Emergency Update Issued by Adobe to Patch Critical 0-Day Flaw in Flash Player

Adobe has released an emergency update that addresses an actively exploited zero-day flaw in Flash Player that is being used in targeted attacks on Windows users.

The vulnerability, tracked as CVE-2018-5002, is a stack-based buffer overflow vulnerability that allows arbitrary code execution. The flaw has been rated critical.

Several phishing campaigns have been detected that are using Office documents with embedded Flash Player content to download malware. Aside from opening the document, no further user interaction is required. The Flash Player content runs automatically and connects with the attackers C2 server when the document is opened, resulting in the downloading of malware.

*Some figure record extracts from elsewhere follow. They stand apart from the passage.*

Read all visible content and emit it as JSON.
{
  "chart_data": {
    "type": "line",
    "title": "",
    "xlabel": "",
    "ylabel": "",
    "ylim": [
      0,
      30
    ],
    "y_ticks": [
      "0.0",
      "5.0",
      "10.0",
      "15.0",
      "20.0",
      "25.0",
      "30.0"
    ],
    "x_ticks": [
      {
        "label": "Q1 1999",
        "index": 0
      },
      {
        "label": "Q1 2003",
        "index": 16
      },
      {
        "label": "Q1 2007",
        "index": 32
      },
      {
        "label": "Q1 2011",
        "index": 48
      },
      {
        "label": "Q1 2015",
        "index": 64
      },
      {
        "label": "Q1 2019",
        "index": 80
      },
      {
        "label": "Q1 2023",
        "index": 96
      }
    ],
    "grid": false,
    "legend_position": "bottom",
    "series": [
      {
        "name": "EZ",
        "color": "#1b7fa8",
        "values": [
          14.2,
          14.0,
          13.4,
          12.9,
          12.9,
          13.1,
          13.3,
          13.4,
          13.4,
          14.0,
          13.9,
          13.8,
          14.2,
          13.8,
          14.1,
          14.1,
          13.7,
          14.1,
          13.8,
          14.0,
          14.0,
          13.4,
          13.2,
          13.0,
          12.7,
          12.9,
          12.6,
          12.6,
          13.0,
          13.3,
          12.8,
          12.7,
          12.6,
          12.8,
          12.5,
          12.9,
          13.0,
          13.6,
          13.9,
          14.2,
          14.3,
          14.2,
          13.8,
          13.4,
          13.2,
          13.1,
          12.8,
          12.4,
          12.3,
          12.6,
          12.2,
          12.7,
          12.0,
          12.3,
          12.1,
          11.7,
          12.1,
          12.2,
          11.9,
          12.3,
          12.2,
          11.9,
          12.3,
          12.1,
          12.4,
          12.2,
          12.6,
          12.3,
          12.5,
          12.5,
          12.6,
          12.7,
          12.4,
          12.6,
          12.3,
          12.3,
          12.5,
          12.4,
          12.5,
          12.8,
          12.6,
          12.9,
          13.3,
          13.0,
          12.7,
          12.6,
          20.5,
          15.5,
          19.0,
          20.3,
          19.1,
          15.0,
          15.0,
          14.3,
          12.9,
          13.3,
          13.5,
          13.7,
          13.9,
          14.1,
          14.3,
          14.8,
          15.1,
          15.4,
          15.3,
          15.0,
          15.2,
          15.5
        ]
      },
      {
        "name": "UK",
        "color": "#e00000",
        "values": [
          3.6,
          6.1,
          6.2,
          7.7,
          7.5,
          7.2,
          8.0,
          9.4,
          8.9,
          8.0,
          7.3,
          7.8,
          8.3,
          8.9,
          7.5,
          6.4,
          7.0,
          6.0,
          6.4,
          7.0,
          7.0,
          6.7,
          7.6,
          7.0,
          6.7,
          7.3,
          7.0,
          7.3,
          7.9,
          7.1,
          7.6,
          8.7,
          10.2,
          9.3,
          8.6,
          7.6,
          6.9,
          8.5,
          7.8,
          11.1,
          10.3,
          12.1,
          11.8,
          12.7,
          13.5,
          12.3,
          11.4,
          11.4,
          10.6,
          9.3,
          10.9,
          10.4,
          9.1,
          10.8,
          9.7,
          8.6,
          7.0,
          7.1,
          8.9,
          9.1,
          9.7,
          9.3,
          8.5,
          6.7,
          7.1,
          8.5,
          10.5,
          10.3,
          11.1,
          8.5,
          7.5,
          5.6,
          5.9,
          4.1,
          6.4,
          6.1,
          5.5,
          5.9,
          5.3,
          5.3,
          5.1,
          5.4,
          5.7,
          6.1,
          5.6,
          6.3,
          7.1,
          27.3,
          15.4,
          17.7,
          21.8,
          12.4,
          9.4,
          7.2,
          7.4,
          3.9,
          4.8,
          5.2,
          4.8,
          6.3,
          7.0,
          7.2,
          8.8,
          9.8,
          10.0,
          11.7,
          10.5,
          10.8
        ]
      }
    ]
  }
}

The phishing campaigns appear to be targeting companies in Doha, Qatar. ICEBRG, 360 Enterprise Security Group, and Qohoo 360 have been credited with identifying the vulnerability, with the latter indicating the vulnerability is being exploited in a nation-state backed cyberespionage campaign.

The flaw is present in Adobe Flash Player Desktop Runtime, Adobe Flash Player for Google Chrome, Adobe Flash Player for Microsoft Edge and Internet Explorer. Users have been advised to update to the latest version of Flash Player 30.0.0.113 to correct the vulnerability.

A second critical flaw has been corrected in the latest release. CVE-2018-4945 is a type confusion vulnerability identified through Trend Micro’s Zero Day Initiative. The flaw also enables an attacker to execute arbitrary code.

Two further vulnerabilities have been corrected: CVE-2018-5000 is an Integer Overflow flaw and CVE-2018-5001 is an out-of-bounds read vulnerability, both of which have been rated important.

Users of Google Chrome and Microsoft Edge/IE v11 will automatically have the fix downloaded, although that does not appear to have happened at the time of posting. Users of Adobe Flash Player Desktop Runtime for Windows, macOS and Linux will need to upgrade to the latest version of Flash manually. Alternatively, Flash should be disabled or removed.

The update for Adobe Flash Player Desktop Runtime for Linux has been assigned a priority rating of 3; however, on all other platforms the update has been assigned a priority rating of 1 – the highest level.